"Those who believe in Telekinesis, Raise My Hand"
--Kurt Vonnegut. Jr--
Dari antara banyak kemampuan unik manusia, Telekinesis adalah salah
satu yang paling kontroversial. Berbeda dengan telepati yang lebih bisa
diterima di kalangan sains, telekinesis masih dianggap sebagai salah
satu fenomena yang tidak bisa dibuktikan secara sains, walaupun
keberadaannya cukup diterima oleh banyak ilmuwan lainnya.
Banyak orang percaya kalau kemampuan telekinesis tidak lebih dari
sebuah kekuatan supranatural yang berkaitan dengan aktifitas iblis.

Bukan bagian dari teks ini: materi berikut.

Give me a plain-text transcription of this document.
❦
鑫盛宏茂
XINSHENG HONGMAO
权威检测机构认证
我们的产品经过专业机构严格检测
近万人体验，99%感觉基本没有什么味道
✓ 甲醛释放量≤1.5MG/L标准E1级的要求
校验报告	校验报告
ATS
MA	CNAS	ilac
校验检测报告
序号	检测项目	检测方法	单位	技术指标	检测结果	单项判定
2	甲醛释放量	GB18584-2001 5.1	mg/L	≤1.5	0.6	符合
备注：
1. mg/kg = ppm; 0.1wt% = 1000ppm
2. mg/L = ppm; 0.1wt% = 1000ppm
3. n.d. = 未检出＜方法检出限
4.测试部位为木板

Sebagian lagi menolak anggapan itu dan percaya kalau manusia
sesungguhnya diciptakan dengan menyimpan potensi kekuatan paranormal
yang menunggu untuk dibangkitkan.
Sekarang, kita akan melihat bagaimana telekinesis mewarnai dunia sains dan bagaimana kontroversi yang ditimbulkannya.
Psychokinesis/Telekinesis
Istilah Telekinesis pertama kali digunakan pada tahun 1890 oleh seorang
peneliti paranormal Rusia bernama Alexander N. Aksakof. Pada tahun
1914, istilah Psychokinesis digunakan oleh penulis Amerika bernama
Henry Holt yang kemudian diadopsi oleh sahabatnya, paranormal Amerika
bernama J.B. Rhine pada tahun 1934, untuk merujuk kepada kemampuan
mengubah hasil lemparan dadu.
Sejak itu, dua sebutan ini sama-sama digunakan untuk menyebut kemampuan
yang sama, yaitu kemampuan untuk mempengaruhi pergerakan sebuah benda
dari jarak jauh. Ini bisa meliputi mengangkat, menggetarkan,
membengkokkan, mematahkan atau menggerakkan benda hingga mengangkat
diri sendiri melayang di udara (levitation).
Para peneliti dari komunitas parapsikologi lebih suka menggunakan
istilah Psychokinesis, sementara budaya populer seperti film dan buku
lebih suka menggunakan istilah telekinesis.
Konsep Psychokinesis (PK)
Konsep yang ada di balik
Psychokinesis/Telekinesis adalah argumen kalau semua benda memiliki
energi. Ini membuat kita dapat menggerakkan benda tersebut dengan cara
menghubungkan energi mental kita dengan energi benda tersebut.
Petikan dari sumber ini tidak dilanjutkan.